The project depends on gmf.tooling.runtime, which is not in the target platform. Should we add it? How much is there to be customized, really? I guess I would like to see a concrete set of proposals to think about.
Potential places for customization: — IDiagramLayoutManager — ILayoutConfigurationStore — LayoutConfigurationManager — IGraphLayoutEngine — Some parts of DiagramLayoutEngine — LayoutPropertySource
My idea: instead of registering an IDiagramLayoutManager directly through the extension point, you register some Setup class that is able to create a Guice Injector. That one is cached in the LayoutManagersService and used to create instances of the classes mentioned above.
I'm not sure I see the benefit there, but then again I so far haven't messed with injection much. That may be something to talk about in person sometime.
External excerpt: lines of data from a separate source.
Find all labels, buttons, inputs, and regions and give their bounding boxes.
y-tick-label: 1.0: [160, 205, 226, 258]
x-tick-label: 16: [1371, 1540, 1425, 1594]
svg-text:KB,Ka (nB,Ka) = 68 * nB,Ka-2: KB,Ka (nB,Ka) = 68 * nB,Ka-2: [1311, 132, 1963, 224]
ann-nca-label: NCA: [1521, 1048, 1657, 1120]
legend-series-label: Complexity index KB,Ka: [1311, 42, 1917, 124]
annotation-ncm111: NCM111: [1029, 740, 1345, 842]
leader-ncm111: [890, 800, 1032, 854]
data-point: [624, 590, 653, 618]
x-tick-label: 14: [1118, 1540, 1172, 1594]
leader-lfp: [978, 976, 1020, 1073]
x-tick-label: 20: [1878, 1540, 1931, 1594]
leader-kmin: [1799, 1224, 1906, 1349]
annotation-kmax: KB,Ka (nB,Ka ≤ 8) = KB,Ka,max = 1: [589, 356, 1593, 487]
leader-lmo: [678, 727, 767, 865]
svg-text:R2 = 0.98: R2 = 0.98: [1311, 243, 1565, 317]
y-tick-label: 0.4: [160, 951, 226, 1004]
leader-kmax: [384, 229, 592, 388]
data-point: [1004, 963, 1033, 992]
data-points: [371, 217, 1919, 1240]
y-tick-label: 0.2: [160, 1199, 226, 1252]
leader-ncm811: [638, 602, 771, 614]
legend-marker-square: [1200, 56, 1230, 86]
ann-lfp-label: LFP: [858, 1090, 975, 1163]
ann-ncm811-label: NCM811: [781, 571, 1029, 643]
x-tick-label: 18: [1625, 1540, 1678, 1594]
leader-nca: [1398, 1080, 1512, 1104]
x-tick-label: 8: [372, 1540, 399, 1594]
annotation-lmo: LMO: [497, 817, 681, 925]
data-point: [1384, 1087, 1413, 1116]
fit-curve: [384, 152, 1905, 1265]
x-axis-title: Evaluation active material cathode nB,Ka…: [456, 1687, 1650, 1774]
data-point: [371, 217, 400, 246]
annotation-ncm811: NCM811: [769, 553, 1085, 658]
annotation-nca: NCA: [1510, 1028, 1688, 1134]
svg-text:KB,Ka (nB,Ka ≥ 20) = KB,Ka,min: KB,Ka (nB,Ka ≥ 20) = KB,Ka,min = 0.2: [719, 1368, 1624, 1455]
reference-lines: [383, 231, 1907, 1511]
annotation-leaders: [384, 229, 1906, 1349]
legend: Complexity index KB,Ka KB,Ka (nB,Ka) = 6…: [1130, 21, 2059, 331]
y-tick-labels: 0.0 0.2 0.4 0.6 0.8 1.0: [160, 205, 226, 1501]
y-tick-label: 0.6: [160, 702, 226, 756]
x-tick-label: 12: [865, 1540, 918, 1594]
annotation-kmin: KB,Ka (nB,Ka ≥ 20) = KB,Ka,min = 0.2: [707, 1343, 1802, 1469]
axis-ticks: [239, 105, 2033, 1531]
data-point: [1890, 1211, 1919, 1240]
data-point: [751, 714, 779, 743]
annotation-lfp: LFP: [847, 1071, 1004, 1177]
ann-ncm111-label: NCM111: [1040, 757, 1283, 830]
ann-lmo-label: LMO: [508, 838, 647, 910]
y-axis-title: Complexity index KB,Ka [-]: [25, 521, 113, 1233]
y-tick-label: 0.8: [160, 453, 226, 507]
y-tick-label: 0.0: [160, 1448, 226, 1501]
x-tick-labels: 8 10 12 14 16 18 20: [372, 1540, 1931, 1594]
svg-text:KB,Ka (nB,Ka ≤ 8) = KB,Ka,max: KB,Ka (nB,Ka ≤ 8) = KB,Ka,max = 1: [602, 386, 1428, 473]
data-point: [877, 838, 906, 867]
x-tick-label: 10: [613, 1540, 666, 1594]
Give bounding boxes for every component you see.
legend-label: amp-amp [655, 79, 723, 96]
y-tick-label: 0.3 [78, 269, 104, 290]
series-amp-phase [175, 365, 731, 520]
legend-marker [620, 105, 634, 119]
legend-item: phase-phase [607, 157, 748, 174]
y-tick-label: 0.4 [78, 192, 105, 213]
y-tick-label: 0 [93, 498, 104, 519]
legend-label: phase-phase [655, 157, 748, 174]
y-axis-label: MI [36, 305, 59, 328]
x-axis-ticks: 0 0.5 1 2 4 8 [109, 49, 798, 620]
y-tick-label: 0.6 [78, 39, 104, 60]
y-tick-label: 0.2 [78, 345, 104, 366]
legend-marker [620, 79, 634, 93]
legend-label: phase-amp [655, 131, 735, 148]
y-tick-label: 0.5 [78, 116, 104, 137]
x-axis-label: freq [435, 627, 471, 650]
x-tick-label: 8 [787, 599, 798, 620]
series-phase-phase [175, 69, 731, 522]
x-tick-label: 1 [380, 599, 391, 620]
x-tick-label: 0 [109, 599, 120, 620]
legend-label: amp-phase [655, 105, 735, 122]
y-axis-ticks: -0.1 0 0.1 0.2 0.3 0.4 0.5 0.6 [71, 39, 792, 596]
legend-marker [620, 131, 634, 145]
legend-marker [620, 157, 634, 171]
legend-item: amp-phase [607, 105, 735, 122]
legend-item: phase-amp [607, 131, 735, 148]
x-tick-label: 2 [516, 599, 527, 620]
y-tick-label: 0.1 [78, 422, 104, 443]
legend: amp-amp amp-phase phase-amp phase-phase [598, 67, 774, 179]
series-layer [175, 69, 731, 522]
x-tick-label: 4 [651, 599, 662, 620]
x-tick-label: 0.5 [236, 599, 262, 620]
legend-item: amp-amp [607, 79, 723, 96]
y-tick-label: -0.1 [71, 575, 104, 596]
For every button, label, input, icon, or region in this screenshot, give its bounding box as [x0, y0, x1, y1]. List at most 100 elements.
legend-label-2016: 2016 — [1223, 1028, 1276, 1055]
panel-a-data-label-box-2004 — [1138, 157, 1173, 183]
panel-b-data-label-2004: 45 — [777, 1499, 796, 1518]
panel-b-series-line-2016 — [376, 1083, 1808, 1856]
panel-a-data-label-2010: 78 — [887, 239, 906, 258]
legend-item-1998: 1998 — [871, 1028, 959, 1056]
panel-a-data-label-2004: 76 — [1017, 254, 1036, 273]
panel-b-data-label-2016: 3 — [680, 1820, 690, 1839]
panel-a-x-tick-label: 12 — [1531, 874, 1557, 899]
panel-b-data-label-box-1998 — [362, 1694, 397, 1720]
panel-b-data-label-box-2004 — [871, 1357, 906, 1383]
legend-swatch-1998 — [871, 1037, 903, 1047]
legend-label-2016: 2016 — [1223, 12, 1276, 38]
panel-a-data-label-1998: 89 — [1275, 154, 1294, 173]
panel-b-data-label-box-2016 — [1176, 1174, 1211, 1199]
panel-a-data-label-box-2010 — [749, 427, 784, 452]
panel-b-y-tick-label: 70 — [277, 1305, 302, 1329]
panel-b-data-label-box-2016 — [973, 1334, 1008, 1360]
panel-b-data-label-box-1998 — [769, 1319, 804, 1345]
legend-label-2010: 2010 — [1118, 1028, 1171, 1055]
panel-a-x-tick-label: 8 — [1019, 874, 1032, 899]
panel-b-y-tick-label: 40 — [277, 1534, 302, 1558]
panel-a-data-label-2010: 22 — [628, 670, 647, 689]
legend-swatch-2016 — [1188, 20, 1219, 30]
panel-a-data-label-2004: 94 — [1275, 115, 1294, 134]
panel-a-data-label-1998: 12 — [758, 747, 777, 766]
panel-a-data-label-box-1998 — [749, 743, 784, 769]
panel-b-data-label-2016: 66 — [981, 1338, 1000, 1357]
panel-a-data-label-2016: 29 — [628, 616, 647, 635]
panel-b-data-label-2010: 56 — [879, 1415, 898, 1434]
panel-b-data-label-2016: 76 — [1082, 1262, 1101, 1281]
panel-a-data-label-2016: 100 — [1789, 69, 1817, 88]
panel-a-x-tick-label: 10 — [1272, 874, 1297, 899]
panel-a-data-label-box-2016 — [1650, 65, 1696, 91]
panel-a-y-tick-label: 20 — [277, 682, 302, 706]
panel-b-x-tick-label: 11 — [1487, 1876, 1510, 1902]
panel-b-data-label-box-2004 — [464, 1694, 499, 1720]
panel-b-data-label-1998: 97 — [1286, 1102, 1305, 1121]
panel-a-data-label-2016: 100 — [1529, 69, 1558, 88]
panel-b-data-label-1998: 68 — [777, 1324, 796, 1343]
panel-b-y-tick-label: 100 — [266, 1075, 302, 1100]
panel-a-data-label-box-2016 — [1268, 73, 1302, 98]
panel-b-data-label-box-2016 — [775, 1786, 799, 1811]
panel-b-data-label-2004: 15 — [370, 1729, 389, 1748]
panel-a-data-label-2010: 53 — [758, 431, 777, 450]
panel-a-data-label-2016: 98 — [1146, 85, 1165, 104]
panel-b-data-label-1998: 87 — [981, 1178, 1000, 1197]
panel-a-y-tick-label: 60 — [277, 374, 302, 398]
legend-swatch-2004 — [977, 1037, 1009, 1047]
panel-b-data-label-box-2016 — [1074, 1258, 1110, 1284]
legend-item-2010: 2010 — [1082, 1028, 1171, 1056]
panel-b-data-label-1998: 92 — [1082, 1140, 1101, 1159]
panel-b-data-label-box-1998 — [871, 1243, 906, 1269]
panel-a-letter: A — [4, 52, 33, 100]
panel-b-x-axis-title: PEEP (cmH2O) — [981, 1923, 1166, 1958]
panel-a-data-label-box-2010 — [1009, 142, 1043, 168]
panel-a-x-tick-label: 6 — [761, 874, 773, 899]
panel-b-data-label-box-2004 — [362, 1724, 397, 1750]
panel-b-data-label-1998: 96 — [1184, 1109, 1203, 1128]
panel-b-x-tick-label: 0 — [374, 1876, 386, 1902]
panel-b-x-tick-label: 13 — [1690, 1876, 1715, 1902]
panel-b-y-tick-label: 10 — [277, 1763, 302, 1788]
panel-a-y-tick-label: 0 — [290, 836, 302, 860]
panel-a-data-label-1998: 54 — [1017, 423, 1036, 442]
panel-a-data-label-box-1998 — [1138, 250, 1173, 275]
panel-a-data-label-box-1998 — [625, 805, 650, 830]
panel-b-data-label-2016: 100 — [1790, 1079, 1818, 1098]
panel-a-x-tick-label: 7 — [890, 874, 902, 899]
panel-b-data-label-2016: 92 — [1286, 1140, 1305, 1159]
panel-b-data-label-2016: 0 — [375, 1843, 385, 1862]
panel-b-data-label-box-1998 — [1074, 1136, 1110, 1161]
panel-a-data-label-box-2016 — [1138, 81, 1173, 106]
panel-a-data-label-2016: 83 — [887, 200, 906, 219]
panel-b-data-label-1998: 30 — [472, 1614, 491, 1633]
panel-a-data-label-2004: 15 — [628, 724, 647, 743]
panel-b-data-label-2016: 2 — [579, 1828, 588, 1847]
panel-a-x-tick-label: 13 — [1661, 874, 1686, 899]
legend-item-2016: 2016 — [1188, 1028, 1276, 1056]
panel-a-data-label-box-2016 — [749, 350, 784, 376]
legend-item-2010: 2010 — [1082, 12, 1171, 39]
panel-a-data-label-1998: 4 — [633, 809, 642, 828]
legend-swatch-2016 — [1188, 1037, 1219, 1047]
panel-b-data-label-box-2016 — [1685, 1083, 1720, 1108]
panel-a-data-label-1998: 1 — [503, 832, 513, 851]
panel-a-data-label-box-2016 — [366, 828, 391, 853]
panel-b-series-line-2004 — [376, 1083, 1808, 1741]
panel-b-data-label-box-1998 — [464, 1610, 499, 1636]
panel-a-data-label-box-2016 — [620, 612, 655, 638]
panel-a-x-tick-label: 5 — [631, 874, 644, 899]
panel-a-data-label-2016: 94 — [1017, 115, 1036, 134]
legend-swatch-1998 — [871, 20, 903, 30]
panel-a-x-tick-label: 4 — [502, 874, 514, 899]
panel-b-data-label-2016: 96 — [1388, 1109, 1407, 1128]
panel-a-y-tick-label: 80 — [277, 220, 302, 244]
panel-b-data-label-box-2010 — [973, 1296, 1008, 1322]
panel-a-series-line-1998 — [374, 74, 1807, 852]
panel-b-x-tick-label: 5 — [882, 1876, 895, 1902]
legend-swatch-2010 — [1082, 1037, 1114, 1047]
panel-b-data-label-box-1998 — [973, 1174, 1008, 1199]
Currently you can only adapt IDiagramLayoutManager and ILayoutConfigurationStore, where the former acts as a provider for the latter. If we later decide to add more customization points we cannot use the same provider concept because that would break existing implementations of IDiagramLayoutManager, so we would need yet another extension point. The benefit of DI is that all customized classes are registered through a Guice Module, so 1. we have a consistent concept for all customization points, 2. it’s no problem to add more customization points later.
My expectation is that by making customization easier the long-term effect will be more flexibility and thus more users, since a tool is more likely to be discarded if it cannot be adapted for the needs of an application.